Mais je ne crois pas qu'on puisse dire que Gwen a été tuée parce qu'elle était trop "fade" et qu'elle aurait eu un défaut intrinsèque qui poussait Marvel à l'éliminer. PanicPixieDreamGirl a fait un montage intéressant des traits de personnalité critiquant cette thèse qu'on répète si souvent et cela complète bien ce survol des 8 ans de Gwen. Conway & Romita l'ont tuée parce qu'elle était la petite-amie de l'époque et parce que depuis le début les aventures de Peter sont écrites avec des péripéties dramatiques de ce genre. Un autre facteur semble avoir été que les auteurs ne voulaient pas que Peter se marie et qu'ils pensaient qu'avec Gwen cela risquait de devenir inéluctable. C'est ironique comme ils finiront par s'y résoudre avec MJ et qu'ils reviendront ensuite en arrière.
Marvel, qui tourne un peu en rond comme tous les éditeurs de comics, menace toujours de ressusciter Gwen. Ils viennent de le faire récemment en mai 2025 comme une version modifiée génétiquement pour en faire une assassin avec des gènes mutants de Wolverine sous le nom de X-31, si j'ai bien compris, ce qui paraît presque parodique, arbitraire et ridicule (surtout que c'est dans Gwenpool, qui est un comic book satirique où le personnage ne cesse de commenter les conventions des comics et de briser le Quatrième Mur)...
Mais ils ont déjà créé tant de versions alternatives de Gwen que cela ne provoquera même plus de "choc" et on peut deviner (ou souhaiter) qu'ils finiront ensuite par l'annuler en disant que ce n'était pas vraiment la même Gwendolyn Stacy. On ne se baigne jamais deux fois dans le même fleuve de l'East River sous le Brooklyn Bridge.
Le problème de l'écriture du feuilleton avec changement permanent est que des comic books publiés régulièrement n'ont jamais de mort permanente. On peut souvent regretter la mort d'un personnage mais regretter aussi ensuite qu'elle soit ressuscitée, que ce soit Gwen Stacy ou Jean Grey.


















5 commentaires:
J’aime beaucoup la Gwen des dessins animés de Sony. Elle a été inventée pour l’occasion, ou elle existait déjà ?
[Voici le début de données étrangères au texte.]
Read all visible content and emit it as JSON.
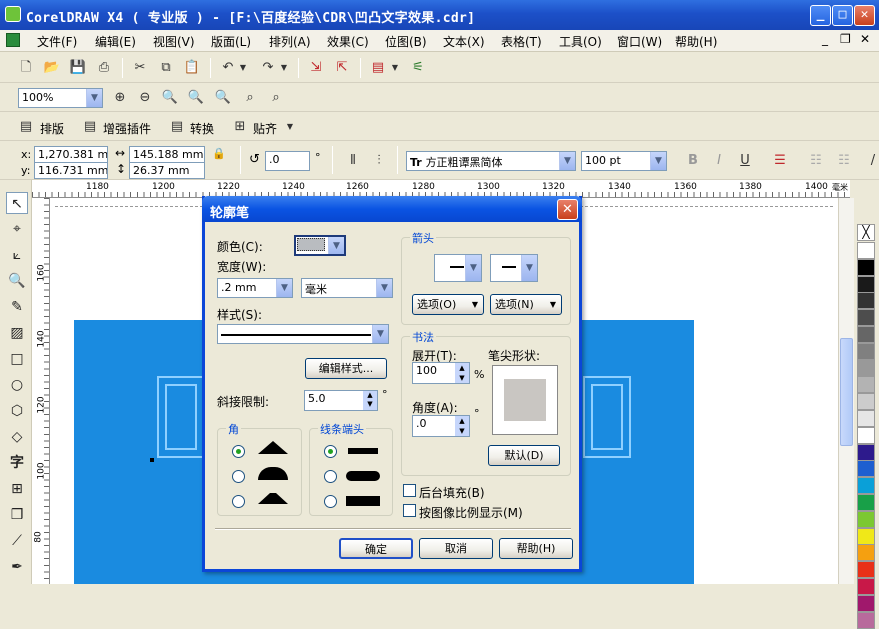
{
  "window": {
    "title": "CorelDRAW X4 ( 专业版 ) - [F:\\百度经验\\CDR\\凹凸文字效果.cdr]"
  },
  "menu": [
    "文件(F)",
    "编辑(E)",
    "视图(V)",
    "版面(L)",
    "排列(A)",
    "效果(C)",
    "位图(B)",
    "文本(X)",
    "表格(T)",
    "工具(O)",
    "窗口(W)",
    "帮助(H)"
  ],
  "zoom": {
    "value": "100%"
  },
  "plugin_bar": {
    "items": [
      "排版",
      "增强插件",
      "转换",
      "贴齐"
    ]
  },
  "property_bar": {
    "x_label": "x:",
    "x_value": "1,270.381 mm",
    "y_label": "y:",
    "y_value": "116.731 mm",
    "width_value": "145.188 mm",
    "height_value": "26.37 mm",
    "angle_value": ".0",
    "angle_unit": "°",
    "font_name": "方正粗谭黑简体",
    "font_size": "100 pt"
  },
  "ruler_h": [
    "1180",
    "1200",
    "1220",
    "1240",
    "1260",
    "1280",
    "1300",
    "1320",
    "1340",
    "1360",
    "1380",
    "1400"
  ],
  "ruler_h_unit": "毫米",
  "ruler_v": [
    "160",
    "140",
    "120",
    "100",
    "80"
  ],
  "palette": [
    "#ffffff",
    "#000000",
    "#1a1a1a",
    "#333333",
    "#4d4d4d",
    "#666666",
    "#808080",
    "#999999",
    "#b3b3b3",
    "#cccccc",
    "#e6e6e6",
    "#ffffff",
    "#2d1a8c",
    "#1e5fd0",
    "#0aa0d8",
    "#18a048",
    "#7cc832",
    "#f0e818",
    "#f5a010",
    "#e83018",
    "#c81848",
    "#a0186c",
    "#b86a9c"
  ],
  "dialog": {
    "title": "轮廓笔",
    "color_label": "颜色(C):",
    "width_label": "宽度(W):",
    "width_value": ".2 mm",
    "unit_value": "毫米",
    "style_label": "样式(S):",
    "edit_style_button": "编辑样式...",
    "miter_label": "斜接限制:",
    "miter_value": "5.0",
    "miter_unit": "°",
    "corners_group": "角",
    "linecaps_group": "线条端头",
    "arrows_group": "箭头",
    "options_left": "选项(O)",
    "options_right": "选项(N)",
    "calligraphy_group": "书法",
    "stretch_label": "展开(T):",
    "stretch_value": "100",
    "stretch_unit": "%",
    "nib_label": "笔尖形状:",
    "angle_label": "角度(A):",
    "angle_value": ".0",
    "angle_unit": "°",
    "default_button": "默认(D)",
    "behind_fill": "后台填充(B)",
    "scale_with_image": "按图像比例显示(M)",
    "ok": "确定",
    "cancel": "取消",
    "help": "帮助(H)"
  }
}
Spider-Gwen (aussi appelée Ghost-Spider) a été créée en 2014 dans le comic book Spider-Verse où le Spider-Man de la Terre-616 rencontrait d'innombrables Spider-Men possibles et les dessins animés Sony sur le Multiverse ont commencé en 2018.
Spider-Gwen vient de Terre-65 (nommée ainsi parce que Gwen Stacy a été créée en 1965) et Miles Morales (Ultimate Spider-Man) vivait sur Terre-1610 (ces grands numéros viennent à l'origine d'une blague d'Alan Moore qui, dans Captain Britain, avait appelé l'univers normal de Marvel Terre-616 pour se moquer de DC qui avait appelé son univers de l'Âge d'Argent Terre-1).
L'insurmontable perte!
Un détail concernant l'appellation 616 due a Dave Thorpe (et légerement antérieure a son utilisation par A.Moore) : https://en.wikipedia.org/wiki/Earth-616
En tout cas dense traversée de tout le parcours du personnage aussi agréable qu'instructive !
Je ne savais pas que c'était Dave Thorpe et pas Moore. Alan Davis et Thorpe ont des souvenirs un peu différents : Davis dit que c'était bien une blague sur 666 pour se moquer de Marvel mais Thorpe dit qu'il n'entendait aucun mépris envers le genre des superhéros.